Texas Rep. Joaquin Castro (D) confronted the Trump administration this week over “Signalgate,” a controversy surrounding Secretary of Defense Pete Hegseth’s alleged sharing of military plans in an unclassified Signal chat. During a congressional hearing held this week, Rep. Castro pressed NSA Director General Timothy D. Haugh on whether such communications would typically be considered classified.
Rep. Castro criticized the administration’s claims that the leaked information was not sensitive.
I just questioned our nation’s top national security officials in the House Intelligence Committee hearing. They could not admit that the messages in their signal chat were classified. This is ridiculous, they know better, and they are lying to the American people. Pete Hegseth… pic.twitter.com/8dM2CHsTPw
— Joaquin Castro (@JoaquinCastrotx) March 26, 2025
“The idea that this information—if it was presented to our committee—would not be classified, y’all know it was a lie. That’s ridiculous,” the Texas lawmaker said. “I’ve seen things much less sensitive be presented to us with high classification, and to say that it isn’t is a lie to the country.”
Focusing his attention to General Haugh, Rep.

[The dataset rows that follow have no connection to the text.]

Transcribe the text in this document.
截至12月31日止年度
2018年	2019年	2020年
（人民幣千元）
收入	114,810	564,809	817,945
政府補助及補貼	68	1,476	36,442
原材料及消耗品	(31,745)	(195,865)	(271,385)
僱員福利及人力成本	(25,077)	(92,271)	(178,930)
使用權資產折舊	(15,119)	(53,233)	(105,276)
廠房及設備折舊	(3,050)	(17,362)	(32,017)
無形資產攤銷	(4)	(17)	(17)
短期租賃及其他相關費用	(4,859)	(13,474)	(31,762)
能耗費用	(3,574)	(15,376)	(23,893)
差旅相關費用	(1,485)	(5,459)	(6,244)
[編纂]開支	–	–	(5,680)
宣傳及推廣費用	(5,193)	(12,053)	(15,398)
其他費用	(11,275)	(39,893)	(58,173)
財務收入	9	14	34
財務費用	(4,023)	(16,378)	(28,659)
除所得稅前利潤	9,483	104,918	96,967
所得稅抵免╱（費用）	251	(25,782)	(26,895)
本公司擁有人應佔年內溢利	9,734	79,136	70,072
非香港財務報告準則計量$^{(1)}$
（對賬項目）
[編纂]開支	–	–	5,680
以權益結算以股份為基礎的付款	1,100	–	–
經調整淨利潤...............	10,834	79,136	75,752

Castro questioned whether the NSA would classify intercepted communications of foreign military officials discussing similar matters. General Haugh confirmed that classification would depend on how the information was obtained. “We would be classifying based off of our sources and methods,” the general explained.
Rep. Castro pushed further, questioning, “So, if you knew that the Secretary of Defense and the National Security Advisor of Russia or China and the head of the Foreign Ministry and all of the folks who are associated with that Signal chain, if you intercepted that information, General, would you consider it classified?”
“It would be classified based off of our collection,” General Haugh responded.
Rep. Castro then sought further clarification, asking, if “the NSA would classify it or determine it as ‘classified’?”
“The protection of our own source and method, not necessarily based off the content but how we collected that information,” General Haugh elaborated.
Though General Haugh maintained that the NSA does not collect on U.S. persons, Rep. Castro’s questioning reinforced that such communications should have been handled with greater security.